Date: Oct. 4
October mileage: 101
Temperature upon departure: 41
When I first moved to Juneau, a friend told me that the Native people of Southeast Alaska had a dozen words for rain, a dozen words for wind, and nothing to denote the seasons. That's obviously a complete fabrication, but when the gray days really start to stack up, you begin to wonder what that would feel like ... to believe things never changed.
But every once in a while you wake up in the morning, and the day just feels the way you think it should, the way you think October should, the way October used to feel, back when you didn't live in a temperate rainforest, and the Pacific Ocean didn't hold the temperature hostage, and the leaves didn't stay green until they died, and things changed.
Maybe it's the morning after a the first frost, after the night sky was so clear that the stars burned into your retinas before you could close your eyes. Even when heavy fog moved in with dawn, you knew it was still clear and bright up there somewhere, and you intended to find the sun.

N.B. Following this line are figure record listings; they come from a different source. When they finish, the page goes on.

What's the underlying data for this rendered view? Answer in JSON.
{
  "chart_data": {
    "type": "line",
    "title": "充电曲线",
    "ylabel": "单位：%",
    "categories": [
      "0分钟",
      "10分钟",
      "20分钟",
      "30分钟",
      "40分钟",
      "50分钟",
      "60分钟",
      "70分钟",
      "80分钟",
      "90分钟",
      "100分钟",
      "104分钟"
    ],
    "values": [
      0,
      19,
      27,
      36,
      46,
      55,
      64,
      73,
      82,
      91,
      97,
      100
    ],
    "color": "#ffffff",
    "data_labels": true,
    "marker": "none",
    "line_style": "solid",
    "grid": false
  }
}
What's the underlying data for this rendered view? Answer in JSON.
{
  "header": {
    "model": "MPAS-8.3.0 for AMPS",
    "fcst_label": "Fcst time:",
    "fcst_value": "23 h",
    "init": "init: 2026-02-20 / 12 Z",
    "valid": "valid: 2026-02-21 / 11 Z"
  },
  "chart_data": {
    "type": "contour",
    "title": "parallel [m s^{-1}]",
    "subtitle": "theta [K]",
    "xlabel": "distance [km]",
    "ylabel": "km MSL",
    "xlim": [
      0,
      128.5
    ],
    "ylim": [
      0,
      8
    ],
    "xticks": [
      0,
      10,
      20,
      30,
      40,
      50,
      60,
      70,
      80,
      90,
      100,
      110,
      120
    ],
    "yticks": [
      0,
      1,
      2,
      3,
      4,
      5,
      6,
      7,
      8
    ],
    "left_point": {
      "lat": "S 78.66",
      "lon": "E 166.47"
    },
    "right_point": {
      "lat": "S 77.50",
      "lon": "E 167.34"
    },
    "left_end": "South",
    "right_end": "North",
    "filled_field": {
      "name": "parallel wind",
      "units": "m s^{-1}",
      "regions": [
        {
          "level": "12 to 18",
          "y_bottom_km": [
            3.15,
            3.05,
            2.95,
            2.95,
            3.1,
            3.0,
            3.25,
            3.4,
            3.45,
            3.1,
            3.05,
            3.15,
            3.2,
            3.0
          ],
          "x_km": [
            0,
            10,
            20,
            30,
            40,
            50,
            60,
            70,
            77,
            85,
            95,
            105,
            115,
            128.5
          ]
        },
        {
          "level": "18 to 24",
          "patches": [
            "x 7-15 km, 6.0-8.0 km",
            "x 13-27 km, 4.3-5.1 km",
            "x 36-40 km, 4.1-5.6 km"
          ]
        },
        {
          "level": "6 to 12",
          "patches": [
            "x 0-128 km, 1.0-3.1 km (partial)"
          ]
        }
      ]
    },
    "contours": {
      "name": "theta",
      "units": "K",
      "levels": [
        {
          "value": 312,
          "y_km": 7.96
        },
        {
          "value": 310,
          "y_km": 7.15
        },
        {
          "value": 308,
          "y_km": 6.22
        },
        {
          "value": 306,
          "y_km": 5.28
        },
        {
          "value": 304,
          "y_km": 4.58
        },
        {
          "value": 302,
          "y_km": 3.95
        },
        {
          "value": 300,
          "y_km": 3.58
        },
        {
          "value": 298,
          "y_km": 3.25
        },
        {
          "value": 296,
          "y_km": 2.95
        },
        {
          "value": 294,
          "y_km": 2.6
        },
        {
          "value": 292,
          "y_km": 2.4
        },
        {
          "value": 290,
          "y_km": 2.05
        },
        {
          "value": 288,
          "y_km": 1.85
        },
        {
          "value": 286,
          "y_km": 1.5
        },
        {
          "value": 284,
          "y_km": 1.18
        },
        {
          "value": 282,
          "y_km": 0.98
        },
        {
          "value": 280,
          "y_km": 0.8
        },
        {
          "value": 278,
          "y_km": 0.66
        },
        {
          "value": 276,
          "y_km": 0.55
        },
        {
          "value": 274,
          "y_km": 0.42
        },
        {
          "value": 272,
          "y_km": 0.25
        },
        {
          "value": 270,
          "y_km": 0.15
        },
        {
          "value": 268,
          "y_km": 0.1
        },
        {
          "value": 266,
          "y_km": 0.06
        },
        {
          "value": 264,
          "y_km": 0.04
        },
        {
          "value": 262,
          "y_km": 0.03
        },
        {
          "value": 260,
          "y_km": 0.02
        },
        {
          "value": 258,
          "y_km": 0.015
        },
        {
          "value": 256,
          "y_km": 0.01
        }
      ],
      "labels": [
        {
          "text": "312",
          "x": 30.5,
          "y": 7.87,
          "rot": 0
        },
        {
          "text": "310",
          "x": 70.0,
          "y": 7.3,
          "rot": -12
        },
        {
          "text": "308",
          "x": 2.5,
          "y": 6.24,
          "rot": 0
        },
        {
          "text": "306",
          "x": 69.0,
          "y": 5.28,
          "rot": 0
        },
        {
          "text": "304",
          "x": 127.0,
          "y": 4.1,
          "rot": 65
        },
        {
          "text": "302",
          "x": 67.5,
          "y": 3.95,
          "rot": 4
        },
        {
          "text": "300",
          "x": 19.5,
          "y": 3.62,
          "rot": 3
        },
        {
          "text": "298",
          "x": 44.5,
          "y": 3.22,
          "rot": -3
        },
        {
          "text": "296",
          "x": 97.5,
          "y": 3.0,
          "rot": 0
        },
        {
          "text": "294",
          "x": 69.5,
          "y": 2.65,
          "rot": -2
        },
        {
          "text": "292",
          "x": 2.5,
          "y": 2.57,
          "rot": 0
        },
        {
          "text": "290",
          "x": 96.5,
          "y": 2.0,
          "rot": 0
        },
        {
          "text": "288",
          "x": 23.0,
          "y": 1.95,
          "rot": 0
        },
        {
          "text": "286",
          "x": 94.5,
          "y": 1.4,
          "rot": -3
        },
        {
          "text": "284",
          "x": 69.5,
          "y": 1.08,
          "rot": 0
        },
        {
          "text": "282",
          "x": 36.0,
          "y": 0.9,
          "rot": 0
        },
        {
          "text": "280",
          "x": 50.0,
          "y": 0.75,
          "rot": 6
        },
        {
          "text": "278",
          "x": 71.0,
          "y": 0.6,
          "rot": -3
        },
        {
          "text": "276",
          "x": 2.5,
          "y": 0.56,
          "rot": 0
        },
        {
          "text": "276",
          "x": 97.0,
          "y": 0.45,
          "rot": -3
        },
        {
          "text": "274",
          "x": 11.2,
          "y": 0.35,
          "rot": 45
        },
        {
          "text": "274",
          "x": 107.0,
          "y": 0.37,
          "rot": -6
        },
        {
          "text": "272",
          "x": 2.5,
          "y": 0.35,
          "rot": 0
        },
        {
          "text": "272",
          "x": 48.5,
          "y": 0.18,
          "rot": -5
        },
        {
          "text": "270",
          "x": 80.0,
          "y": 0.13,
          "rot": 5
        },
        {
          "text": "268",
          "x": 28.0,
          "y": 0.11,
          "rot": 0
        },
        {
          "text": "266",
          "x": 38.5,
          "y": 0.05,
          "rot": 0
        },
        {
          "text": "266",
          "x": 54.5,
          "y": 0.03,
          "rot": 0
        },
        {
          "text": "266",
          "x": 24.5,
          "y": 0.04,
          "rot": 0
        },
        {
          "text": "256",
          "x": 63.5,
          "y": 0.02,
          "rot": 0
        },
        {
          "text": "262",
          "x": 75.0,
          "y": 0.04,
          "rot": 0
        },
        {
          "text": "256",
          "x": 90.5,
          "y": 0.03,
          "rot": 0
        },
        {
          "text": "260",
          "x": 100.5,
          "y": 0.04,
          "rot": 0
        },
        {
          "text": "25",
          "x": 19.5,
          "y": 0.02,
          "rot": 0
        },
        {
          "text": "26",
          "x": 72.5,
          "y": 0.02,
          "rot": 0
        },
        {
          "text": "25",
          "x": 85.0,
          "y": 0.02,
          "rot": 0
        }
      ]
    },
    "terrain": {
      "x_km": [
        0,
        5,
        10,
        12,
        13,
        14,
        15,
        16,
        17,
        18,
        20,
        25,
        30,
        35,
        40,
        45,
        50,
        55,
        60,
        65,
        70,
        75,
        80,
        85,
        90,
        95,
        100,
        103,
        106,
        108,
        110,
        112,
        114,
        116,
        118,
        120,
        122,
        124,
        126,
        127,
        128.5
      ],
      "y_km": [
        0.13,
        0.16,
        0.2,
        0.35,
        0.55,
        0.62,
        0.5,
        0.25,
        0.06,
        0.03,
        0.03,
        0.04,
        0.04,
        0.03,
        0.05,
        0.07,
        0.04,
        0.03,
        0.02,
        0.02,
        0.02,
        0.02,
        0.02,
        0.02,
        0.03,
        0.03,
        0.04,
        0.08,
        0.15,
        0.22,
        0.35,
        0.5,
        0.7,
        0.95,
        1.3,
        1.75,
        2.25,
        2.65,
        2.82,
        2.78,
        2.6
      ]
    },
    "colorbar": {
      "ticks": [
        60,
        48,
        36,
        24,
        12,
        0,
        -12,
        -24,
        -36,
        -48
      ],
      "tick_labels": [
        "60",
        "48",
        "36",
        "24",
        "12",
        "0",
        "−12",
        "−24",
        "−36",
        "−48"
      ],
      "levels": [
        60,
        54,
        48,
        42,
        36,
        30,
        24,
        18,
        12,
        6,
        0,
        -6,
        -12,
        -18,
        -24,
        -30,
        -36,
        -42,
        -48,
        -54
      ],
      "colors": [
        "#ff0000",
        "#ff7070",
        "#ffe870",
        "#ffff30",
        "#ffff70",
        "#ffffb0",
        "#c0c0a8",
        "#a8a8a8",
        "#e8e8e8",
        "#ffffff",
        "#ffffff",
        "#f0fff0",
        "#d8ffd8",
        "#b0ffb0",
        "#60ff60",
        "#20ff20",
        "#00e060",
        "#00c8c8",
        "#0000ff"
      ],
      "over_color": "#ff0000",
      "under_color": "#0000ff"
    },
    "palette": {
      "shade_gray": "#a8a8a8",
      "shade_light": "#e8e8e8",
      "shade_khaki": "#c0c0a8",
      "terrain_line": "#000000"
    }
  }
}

Maybe you used your mountain bike to look for it, pedaling through the sticky air as your breath swirled in cumulus clouds around your face. The leaves crackled and disintegrated beneath your tires, only slightly less green now that they'd died. But as you climbed into the strengthening light, the leaves almost seemed yellow. Even orange.
You climbed until the frost rematerialized, holding the dead leaves hostage beneath white capsules of ice. You climbed until your breath felt hot against your face and the sweat trickling down your neck nearly froze en route. Then suddenly, almost without warning, you emerged from the fog into the blazing truth of morning ... a morning so clear the sky burned navy blue against the snow-capped peaks; the sun burned your retinas until you closed your eyes, and saw stars.
It made you think about they way October feels, the way October felt in all of those Octobers passed. Maybe you were sprinting down neighborhood streets with bags of candy, or standing in line for a concert, or cycling through an inferno of red maple trees in upstate New York. Maybe you were scrambling on granite outcroppings in the foothills with a kite in your hands, the way you did in junior high, with the cotton string wrapped around your wrist as you climbed. You let the kite go into the cold wind, watched it tumble and swirl over the abyss, watched it catch a breeze and dance in air so crisp and sweet you could taste the possibility, the promise of a new year, the promise of fall.
And you think it feels like that. Almost.